Pour reprendre le cas français, les images du mouvement ont fait du gilet jaune un symbole de contestation. D’ailleurs, ce serait entre autres pour cette raison que l’Égypte en a interdit la vente sauf avec autorisation préalable par les autorités. Les vidéos et les images en direct ont été vues par des millions de personnes. Ceci étant dit, la réelle utilité de ces plateformes reste la communication organisationnelle des mouvements.

Compte tenu de la spontanéité des mobilisations idéologiques, les médias sociaux se veulent être l’outil primaire pour gérer un groupe, partager des idées et mettre sur pied des rassemblements. Que ce soit par le recours à des mots-clics ou simplement servir de véhicule pour du journalisme citoyen, les médias sociaux sont devenus incontournables par leur universalité et l’étendue de leurs réseaux.

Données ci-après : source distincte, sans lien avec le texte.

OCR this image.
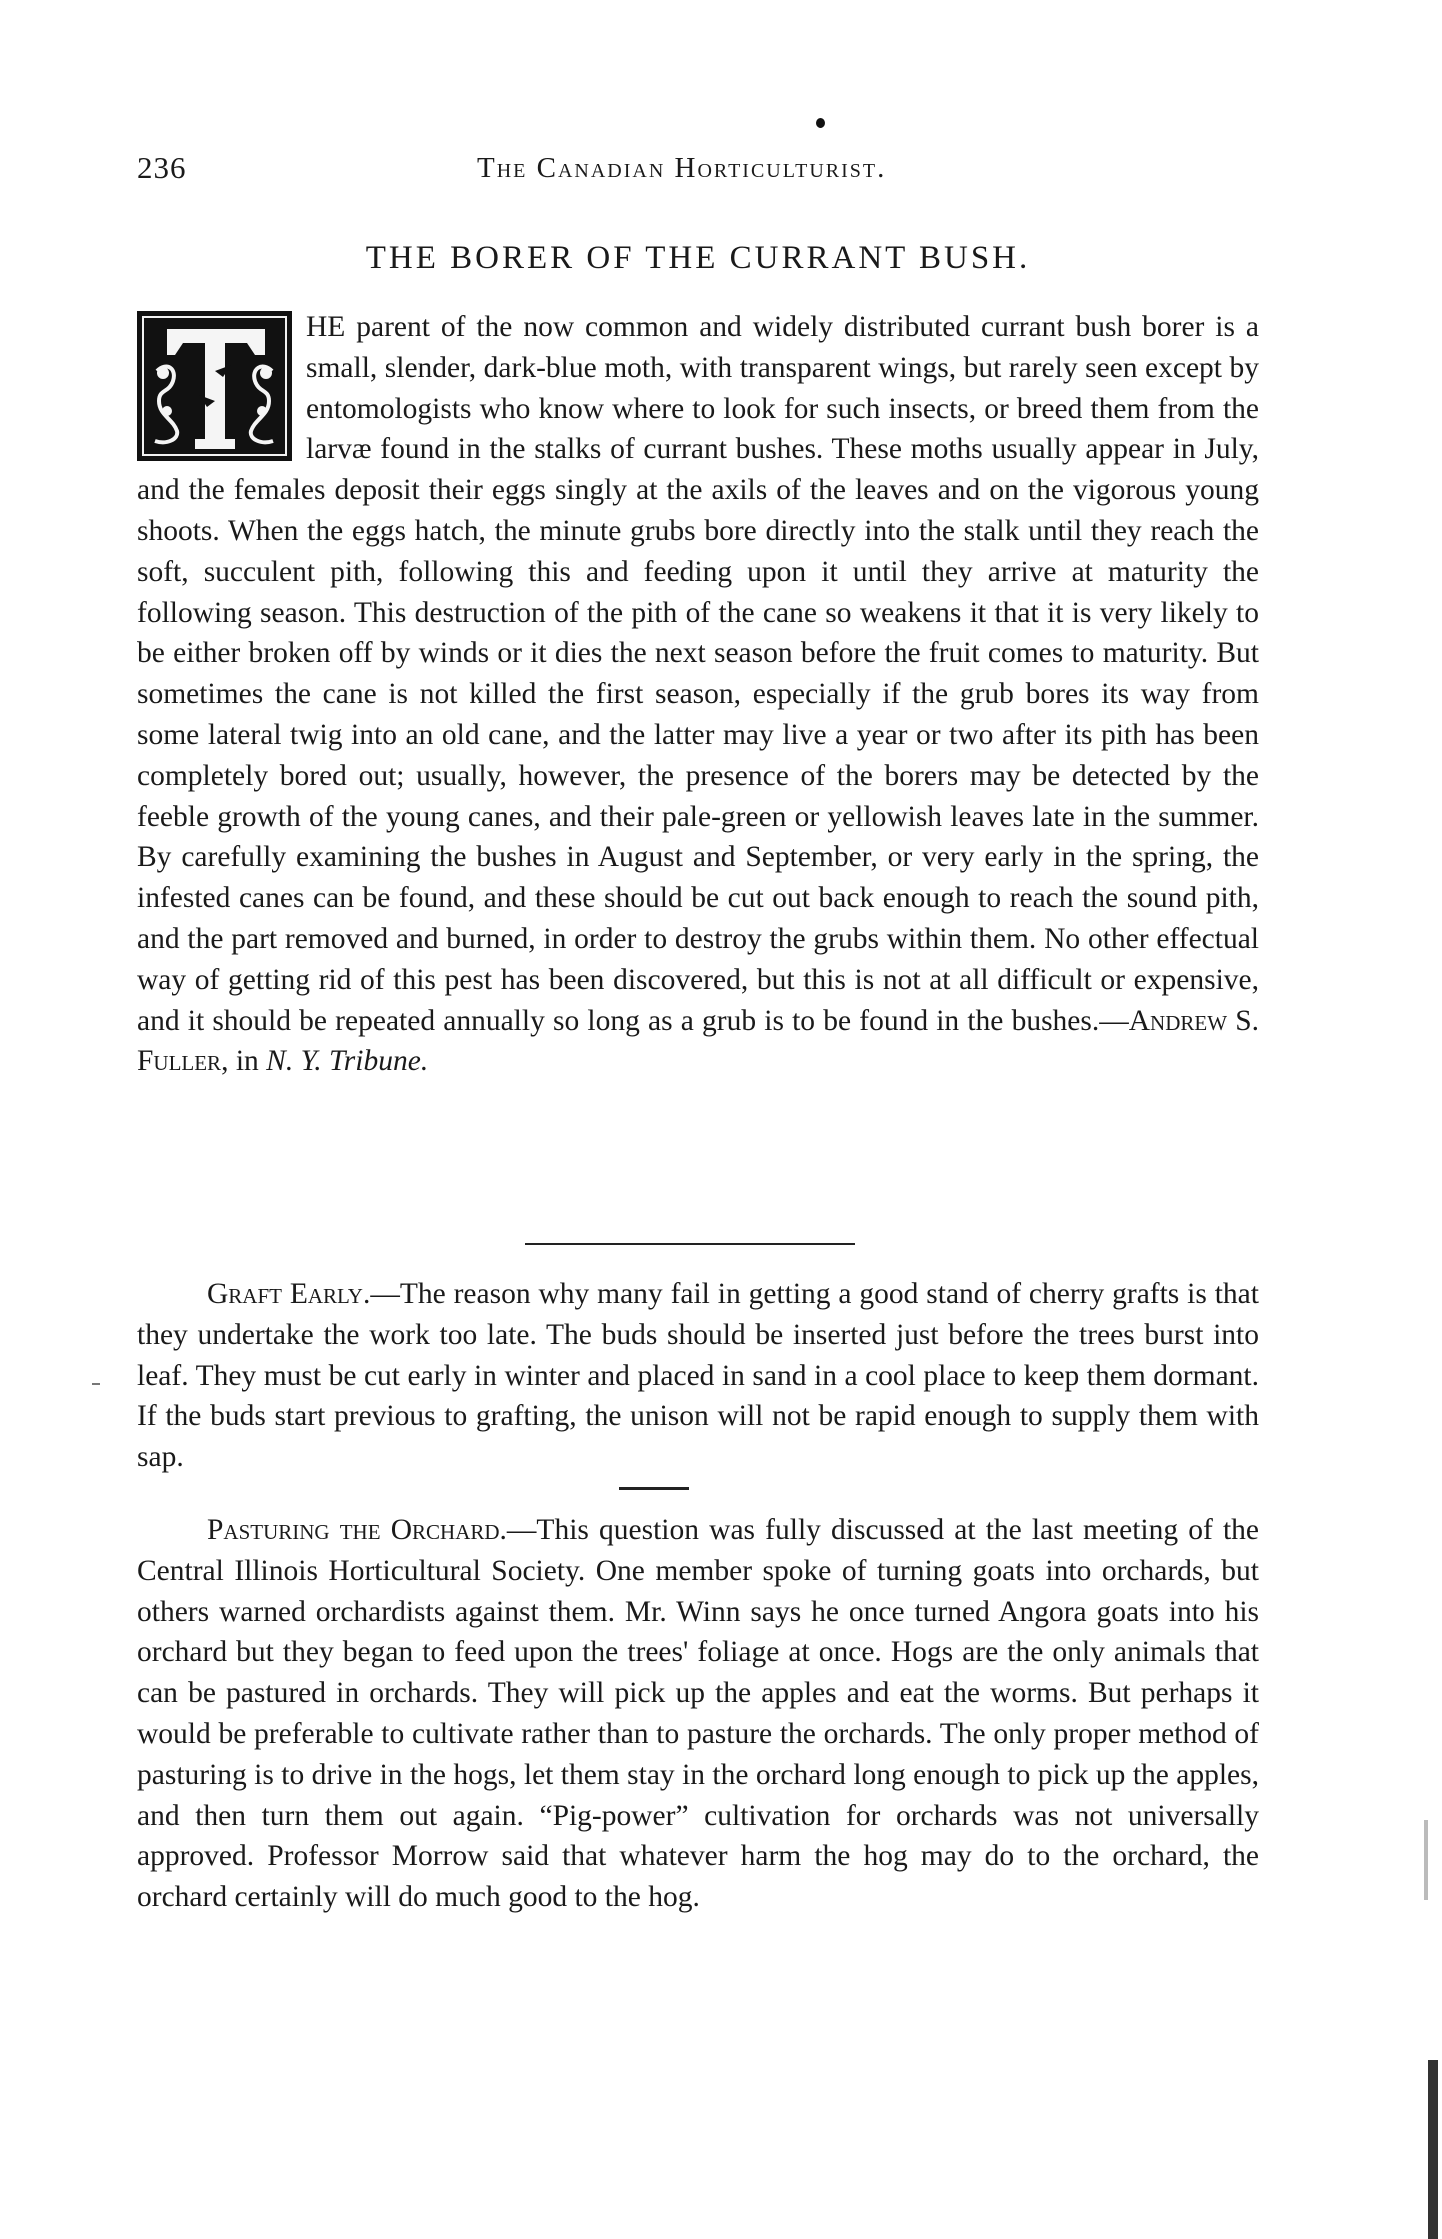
236	The Canadian Horticulturist.
THE BORER OF THE CURRANT BUSH.
HE parent of the now common and widely distributed currant bush borer is a small, slender, dark-blue moth, with transparent wings, but rarely seen except by entomologists who know where to look for such insects, or breed them from the larvæ found in the stalks of currant bushes. These moths usually appear in July, and the females deposit their eggs singly at the axils of the leaves and on the vigorous young shoots. When the eggs hatch, the minute grubs bore directly into the stalk until they reach the soft, succulent pith, following this and feeding upon it until they arrive at maturity the following season. This destruction of the pith of the cane so weakens it that it is very likely to be either broken off by winds or it dies the next season before the fruit comes to maturity. But sometimes the cane is not killed the first season, especially if the grub bores its way from some lateral twig into an old cane, and the latter may live a year or two after its pith has been completely bored out; usually, however, the presence of the borers may be detected by the feeble growth of the young canes, and their pale-green or yellowish leaves late in the summer. By carefully examining the bushes in August and September, or very early in the spring, the infested canes can be found, and these should be cut out back enough to reach the sound pith, and the part removed and burned, in order to destroy the grubs within them. No other effectual way of getting rid of this pest has been discovered, but this is not at all difficult or expensive, and it should be repeated annually so long as a grub is to be found in the bushes.—Andrew S. Fuller, in N. Y. Tribune.
Graft Early.—The reason why many fail in getting a good stand of cherry grafts is that they undertake the work too late. The buds should be inserted just before the trees burst into leaf. They must be cut early in winter and placed in sand in a cool place to keep them dormant. If the buds start previous to grafting, the unison will not be rapid enough to supply them with sap.
Pasturing the Orchard.—This question was fully discussed at the last meeting of the Central Illinois Horticultural Society. One member spoke of turning goats into orchards, but others warned orchardists against them. Mr. Winn says he once turned Angora goats into his orchard but they began to feed upon the trees' foliage at once. Hogs are the only animals that can be pastured in orchards. They will pick up the apples and eat the worms. But perhaps it would be preferable to cultivate rather than to pasture the orchards. The only proper method of pasturing is to drive in the hogs, let them stay in the orchard long enough to pick up the apples, and then turn them out again. “Pig-power” cultivation for orchards was not universally approved. Professor Morrow said that whatever harm the hog may do to the orchard, the orchard certainly will do much good to the hog.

Toutefois, il y a un revers à la médaille. Si ces plateformes permettent de partager l’information, certaines personnes transmettent des nouvelles à la véracité chancelante. C’est parfois dans le but de chercher désespérément de l’appui pour sa cause, tenter par tous les moyens de faire perdre de la crédibilité aux manifestants, ou par ignorance. Le mouvement des Gilets jaunes a fait connaître plusieurs incidents de cette nature : le recyclage d’une photographie de 2014, l’atteinte à l’intégrité d’une image par France 3, et la confusion entre des supporters du club de rugby de Clermont-Auvergne et des Gilets jaunes.

Des plateformes pour en faire plus

L’émergence du numérique dans les outils médiatiques a développé l’accessibilité aux mouvements collectifs. Sa particularité est la malléabilité des cadres des mouvements pour faciliter, et même encourager, une convergence des luttes sociales. La hausse de réactivité que génèrent des plateformes  sociales a aussi permis de gérer des situations qui, en théorie, se seraient avérées longues et ardues à résoudre.

Le cas récent de la jeune Saoudienne Rahaf Mohammed al-Qunun en est un bon exemple. Par l’entremise de Twitter, elle s’est fait connaître en dévoilant s’être enfuie de sa famille puis s’être barricadée à Bangkok, en Thaïlande. Après des péripéties politiques et juridiques, le gouvernement canadien lui a accordé l’asile.

Le renouveau de la contestation se vante de sa rapidité d’action. Mais il impose davantage que simplement raccourcir les délais de mobilisation. Il rallie sous une même bannière une foule de revendications en cherchant d’abord et avant tout à attirer l’attention. Les militants passent d’un mouvement à l’autre dans le flux qu’est devenue la contestation sociale. L’individualisation du militant au sein du mouvement soulève la question de l’opposition entre l’adhésion au mouvement et l’association à celui-ci.